The Cochrane analysis reveals a paucity of high-quality studies on acupuncture for cancer pain. No RCTs of acupuncture for pain directly related to cancer have been published since. The small samples sizes, inadequate blinding descriptions, heterogeneous cancer diagnoses, and different study methodologies do not allow for a definitive conclusion. At this juncture, it is fair to say that preliminary evidence suggests acupuncture may be effective for certain kinds of cancer pain in some patients. A short course of acupuncture can be considered for patients with intractable pain that is not adequately controlled otherwise. However, the evidence is not strong enough for us to recommend acupuncture as part of standard care for the management of pain directly related to cancer in adult patients.
Management of Pain Caused by Cancer Treatment
Two types of pain caused by cancer treatment in which several acupuncture studies have been conducted are: (1) aromatase inhibitor–associated arthralgia (AIAA) and aromatase inhibitor–associated musculoskeletal symptoms (AIMSS) and (2) chemotherapy-induced peripheral neuropathy (CIPN).

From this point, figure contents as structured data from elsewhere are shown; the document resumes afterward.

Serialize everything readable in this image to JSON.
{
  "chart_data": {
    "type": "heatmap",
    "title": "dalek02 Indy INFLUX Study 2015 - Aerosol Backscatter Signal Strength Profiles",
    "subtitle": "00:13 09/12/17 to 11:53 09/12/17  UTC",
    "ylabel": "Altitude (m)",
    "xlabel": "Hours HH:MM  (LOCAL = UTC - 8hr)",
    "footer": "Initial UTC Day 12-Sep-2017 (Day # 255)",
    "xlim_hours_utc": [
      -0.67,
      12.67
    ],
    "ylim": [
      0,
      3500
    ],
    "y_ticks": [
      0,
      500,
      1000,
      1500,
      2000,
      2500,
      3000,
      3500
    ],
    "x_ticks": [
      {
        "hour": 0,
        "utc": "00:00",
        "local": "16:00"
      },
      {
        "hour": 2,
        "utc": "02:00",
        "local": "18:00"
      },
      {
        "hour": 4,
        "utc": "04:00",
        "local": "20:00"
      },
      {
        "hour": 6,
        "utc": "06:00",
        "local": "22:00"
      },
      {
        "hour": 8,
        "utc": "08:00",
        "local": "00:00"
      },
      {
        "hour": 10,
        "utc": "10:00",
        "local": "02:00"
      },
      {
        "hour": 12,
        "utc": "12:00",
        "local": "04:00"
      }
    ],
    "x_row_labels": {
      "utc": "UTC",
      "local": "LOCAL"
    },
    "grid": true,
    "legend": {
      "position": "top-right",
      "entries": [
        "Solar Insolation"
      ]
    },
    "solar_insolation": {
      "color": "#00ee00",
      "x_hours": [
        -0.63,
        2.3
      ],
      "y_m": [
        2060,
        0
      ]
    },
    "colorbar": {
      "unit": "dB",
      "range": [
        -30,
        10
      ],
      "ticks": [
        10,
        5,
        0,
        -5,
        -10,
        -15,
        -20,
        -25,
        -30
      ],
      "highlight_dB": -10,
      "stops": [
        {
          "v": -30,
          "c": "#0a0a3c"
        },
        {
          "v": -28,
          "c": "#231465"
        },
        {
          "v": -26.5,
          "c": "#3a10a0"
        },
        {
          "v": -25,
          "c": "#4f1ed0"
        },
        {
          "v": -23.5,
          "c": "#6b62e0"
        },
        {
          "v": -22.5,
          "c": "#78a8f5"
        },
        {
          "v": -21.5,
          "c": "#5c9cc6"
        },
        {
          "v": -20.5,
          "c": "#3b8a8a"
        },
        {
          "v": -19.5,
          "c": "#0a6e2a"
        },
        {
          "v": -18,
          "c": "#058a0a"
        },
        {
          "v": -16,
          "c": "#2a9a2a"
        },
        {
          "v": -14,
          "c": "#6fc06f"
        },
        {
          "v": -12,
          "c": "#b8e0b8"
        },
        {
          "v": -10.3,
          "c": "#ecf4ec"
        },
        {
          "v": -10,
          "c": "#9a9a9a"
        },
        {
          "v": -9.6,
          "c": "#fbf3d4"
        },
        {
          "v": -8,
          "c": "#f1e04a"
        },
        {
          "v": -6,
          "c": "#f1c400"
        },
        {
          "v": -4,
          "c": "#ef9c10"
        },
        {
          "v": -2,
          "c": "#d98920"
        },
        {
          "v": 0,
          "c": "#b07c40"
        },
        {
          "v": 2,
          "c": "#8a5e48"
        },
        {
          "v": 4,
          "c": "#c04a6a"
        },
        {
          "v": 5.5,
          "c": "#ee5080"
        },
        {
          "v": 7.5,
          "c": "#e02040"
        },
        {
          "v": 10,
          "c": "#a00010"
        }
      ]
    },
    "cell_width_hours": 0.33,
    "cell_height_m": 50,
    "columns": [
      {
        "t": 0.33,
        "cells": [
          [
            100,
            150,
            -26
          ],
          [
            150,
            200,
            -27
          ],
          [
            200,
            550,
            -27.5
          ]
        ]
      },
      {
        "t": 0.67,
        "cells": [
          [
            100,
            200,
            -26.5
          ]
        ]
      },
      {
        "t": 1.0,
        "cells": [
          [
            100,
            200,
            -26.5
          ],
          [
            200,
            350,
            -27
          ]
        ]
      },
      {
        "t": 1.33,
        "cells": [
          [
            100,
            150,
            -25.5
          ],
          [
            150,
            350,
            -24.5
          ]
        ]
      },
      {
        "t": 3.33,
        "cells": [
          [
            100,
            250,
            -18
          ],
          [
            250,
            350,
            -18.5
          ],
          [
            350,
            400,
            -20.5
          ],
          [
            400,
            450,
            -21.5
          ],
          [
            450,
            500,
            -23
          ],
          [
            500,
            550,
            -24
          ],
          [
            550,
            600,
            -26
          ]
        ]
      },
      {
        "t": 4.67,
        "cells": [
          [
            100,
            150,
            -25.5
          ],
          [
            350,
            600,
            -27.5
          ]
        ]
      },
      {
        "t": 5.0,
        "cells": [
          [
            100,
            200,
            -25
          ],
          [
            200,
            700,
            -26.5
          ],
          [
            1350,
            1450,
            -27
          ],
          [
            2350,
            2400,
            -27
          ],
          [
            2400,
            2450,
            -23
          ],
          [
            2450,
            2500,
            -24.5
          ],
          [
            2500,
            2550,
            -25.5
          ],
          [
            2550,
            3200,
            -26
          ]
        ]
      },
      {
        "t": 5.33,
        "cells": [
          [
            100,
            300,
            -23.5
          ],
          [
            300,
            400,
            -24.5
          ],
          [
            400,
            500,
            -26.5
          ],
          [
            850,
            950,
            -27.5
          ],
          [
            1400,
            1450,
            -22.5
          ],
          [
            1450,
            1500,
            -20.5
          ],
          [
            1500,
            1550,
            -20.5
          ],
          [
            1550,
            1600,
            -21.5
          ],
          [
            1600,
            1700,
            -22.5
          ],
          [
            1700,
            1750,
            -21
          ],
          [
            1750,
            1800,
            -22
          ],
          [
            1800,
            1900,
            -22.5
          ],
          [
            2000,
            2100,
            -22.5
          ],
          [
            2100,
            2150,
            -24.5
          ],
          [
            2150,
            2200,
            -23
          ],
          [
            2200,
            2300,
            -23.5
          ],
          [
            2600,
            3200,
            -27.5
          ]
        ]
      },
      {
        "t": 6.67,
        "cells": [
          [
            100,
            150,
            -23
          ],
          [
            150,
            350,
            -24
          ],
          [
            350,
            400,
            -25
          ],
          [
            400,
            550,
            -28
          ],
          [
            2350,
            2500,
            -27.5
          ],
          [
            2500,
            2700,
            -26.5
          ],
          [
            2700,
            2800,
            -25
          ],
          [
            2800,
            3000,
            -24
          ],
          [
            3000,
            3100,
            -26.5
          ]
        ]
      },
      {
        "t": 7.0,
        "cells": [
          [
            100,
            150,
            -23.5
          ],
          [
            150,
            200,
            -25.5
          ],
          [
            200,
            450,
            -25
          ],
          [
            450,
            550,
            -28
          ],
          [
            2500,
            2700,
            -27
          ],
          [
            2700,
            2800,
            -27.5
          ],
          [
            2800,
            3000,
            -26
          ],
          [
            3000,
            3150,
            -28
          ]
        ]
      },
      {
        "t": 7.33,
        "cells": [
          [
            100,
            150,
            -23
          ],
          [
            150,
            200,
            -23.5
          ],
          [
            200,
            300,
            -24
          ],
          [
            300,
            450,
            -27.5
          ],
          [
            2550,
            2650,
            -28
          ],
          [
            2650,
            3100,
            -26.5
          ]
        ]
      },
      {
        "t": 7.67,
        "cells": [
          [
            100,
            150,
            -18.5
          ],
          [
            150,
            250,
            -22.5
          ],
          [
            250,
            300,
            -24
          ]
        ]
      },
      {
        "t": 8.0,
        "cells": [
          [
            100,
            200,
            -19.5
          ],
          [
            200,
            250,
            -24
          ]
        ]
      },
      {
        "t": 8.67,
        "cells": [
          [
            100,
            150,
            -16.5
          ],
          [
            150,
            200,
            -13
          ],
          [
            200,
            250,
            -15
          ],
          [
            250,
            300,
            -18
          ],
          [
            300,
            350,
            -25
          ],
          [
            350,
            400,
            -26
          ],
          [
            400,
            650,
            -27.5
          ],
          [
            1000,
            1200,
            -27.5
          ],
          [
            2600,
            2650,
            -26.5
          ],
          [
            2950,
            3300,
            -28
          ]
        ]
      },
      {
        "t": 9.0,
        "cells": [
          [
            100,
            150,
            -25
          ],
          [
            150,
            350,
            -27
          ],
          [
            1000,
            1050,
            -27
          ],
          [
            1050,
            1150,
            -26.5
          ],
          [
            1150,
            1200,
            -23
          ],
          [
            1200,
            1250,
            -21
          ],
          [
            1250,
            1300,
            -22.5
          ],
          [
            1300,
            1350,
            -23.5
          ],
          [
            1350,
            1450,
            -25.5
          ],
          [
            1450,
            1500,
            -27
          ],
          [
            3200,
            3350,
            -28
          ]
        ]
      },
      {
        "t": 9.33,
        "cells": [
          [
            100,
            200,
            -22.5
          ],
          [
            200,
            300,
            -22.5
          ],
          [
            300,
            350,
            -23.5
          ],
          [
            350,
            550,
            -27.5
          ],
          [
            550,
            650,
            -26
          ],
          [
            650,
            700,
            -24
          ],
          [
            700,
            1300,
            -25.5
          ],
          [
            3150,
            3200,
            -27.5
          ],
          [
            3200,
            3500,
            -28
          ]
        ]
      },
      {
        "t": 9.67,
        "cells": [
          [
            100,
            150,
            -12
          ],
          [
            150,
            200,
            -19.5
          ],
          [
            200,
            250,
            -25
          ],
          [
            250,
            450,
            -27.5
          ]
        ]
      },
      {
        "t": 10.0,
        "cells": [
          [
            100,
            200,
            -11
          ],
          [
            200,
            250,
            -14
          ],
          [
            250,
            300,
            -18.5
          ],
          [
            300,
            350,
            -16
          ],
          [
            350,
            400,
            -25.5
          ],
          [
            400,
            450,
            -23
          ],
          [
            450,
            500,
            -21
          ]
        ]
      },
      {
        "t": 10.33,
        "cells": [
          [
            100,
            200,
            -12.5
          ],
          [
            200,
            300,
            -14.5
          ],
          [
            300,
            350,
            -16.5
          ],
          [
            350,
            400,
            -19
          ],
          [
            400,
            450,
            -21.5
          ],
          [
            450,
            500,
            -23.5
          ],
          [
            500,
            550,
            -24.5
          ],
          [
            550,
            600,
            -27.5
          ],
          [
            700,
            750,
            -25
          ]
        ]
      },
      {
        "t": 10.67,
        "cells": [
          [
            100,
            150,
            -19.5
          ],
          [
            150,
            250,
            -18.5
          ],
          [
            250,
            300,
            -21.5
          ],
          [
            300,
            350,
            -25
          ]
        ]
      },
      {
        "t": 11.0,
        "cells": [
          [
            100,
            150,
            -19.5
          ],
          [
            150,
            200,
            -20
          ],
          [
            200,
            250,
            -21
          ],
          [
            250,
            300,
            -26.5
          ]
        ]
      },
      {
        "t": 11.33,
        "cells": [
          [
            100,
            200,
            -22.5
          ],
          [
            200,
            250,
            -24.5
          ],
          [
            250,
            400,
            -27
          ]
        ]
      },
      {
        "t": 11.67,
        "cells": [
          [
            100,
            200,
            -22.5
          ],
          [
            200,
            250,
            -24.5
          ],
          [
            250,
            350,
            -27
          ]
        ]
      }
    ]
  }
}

Patients receiving hormone therapy with aromatase inhibitors such as anastrozole, letrozole, or exemestane frequently report debilitating AIAA and AIMSS. A recent meta-analysis has identified three well-designed RCTs that support the use of acupuncture for these symptoms (Table 2). In a three-arm trial conducted by Mao and colleagues in 67 breast cancer patients, electroacupuncture produced clinically important and durable pain reduction as measured with the Brief Pain Inventory at weeks 8 and 12 (P = .0004 and P < .0001, respectively). In a study by Crew and colleagues, 6 weeks of treatment with manual acupuncture produced significant reductions in pain scores in 38 evaluable patients (P < .001), as well as reductions in pain severity (P = .003) and pain-related interference with activities of daily living (P = .002), as compared with non-acupoint sham acupuncture. In a study by Bao and colleagues in 47 evaluable breast cancer patients with AIAA, pain improvements after 8 weeks of treatment were not significantly different between manual and sham acupuncture. However, the sham treatment in this protocol may not have been equivalent to placebo because the nonpenetrating retractable needles used at non-acupuncture points still produced significant skin stimulation, and may therefore have elicited physiologic changes. Interestingly, at the end of treatment, there was a significant reduction in the proinflammatory cytokine interleukin 17, previously implicated in AIMSS, in both groups (P ≤ .009). Importantly, these acupuncture interventions were well tolerated and deemed to be safe, with no infection or lymphedema observed among postmenopausal breast cancer participants. A recent multicenter trial funded by the Southwest Oncology Group found long-term efficacy for acupuncture compared with sham acupuncture.